Anderby Creek. ANL-160911-103227001
Anderby Creek. ANL-160911-103227001

A meeting took place at Anderby Creek yesterday for the Environment Agency to gather views from the area’s councillors on how to manage the coastal flood risk.

According to the Environment Agency it was not an open meeting, but an information gathering exercise with parish and town councillors.

I hope they go with the groins option. It would be costly but you cannot put a price on life.

Coun Malcolm Gabbitas

Coun Malcom Gabbitas, the flood warden on Skegness Town Council, was there. He said: “Six million pounds a year has been spent on putting sand on the beach for the past 15 years, only for it to be blown away or pushed further down the coast.

“You can never stop flooding but you can stop a lot of the damage by taking the power out of waves.

“Various options were discussed – beaches without control (putting sand on them), beaches with control structure (groins and rocks), sea walls with no beach and segments along coast (shingle).

”Sea walls with no beach and putting shingle on beaches was obviously not a popular choice as taking sand away would be bad for tourism.

“I hope they go with the groins option. It would be costly but you cannot put a price on life.

“And this create bring the possibility of a marina. Mablethorpe would be the best place for this. 
“Building a pier, which would be an extension of the flood defence which you could walk on and not what we think of with amusements, could create a small harbour for yachts and small vessels.
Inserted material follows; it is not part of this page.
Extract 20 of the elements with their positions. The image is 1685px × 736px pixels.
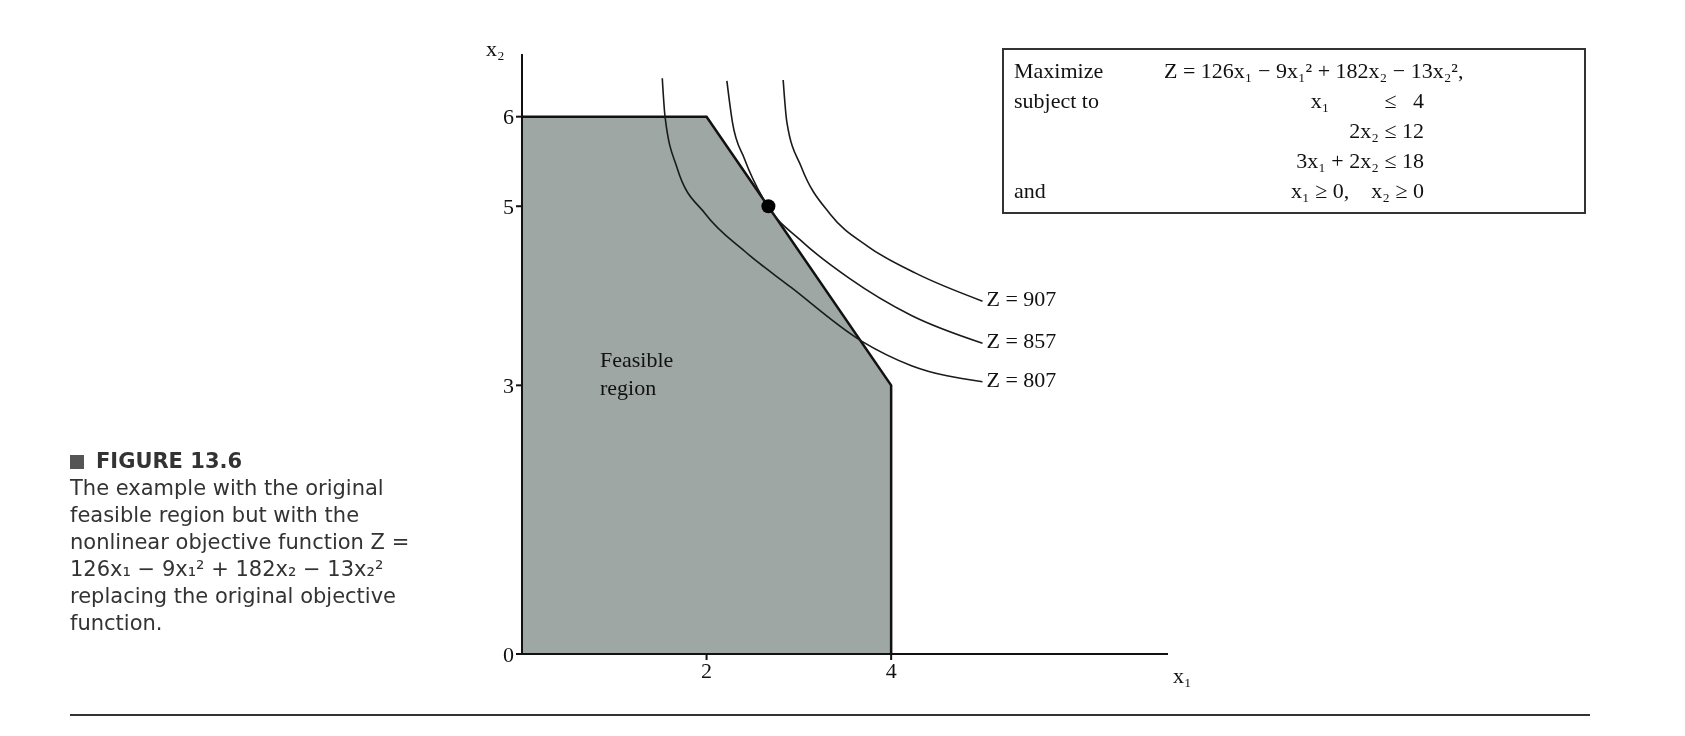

“I will be reporting back to the town council and there is a long way to go yet. But as flood warden this is something I’m passionate about. As I said, you cannot put a price on life.

A spokesman for the Environment Agency said: “The meeting was a workshop event with parish and town councillors along the Lincolnshire coastline, between Saltfleet and Gibraltar Point. It’s part of a series of events taking place this month with various stakeholders to seek their initial thoughts on different approaches to managing coastal flood risk in the future.

“These are very early-on events, designed to help narrow down and shape the options that will form a public consultation next summer.”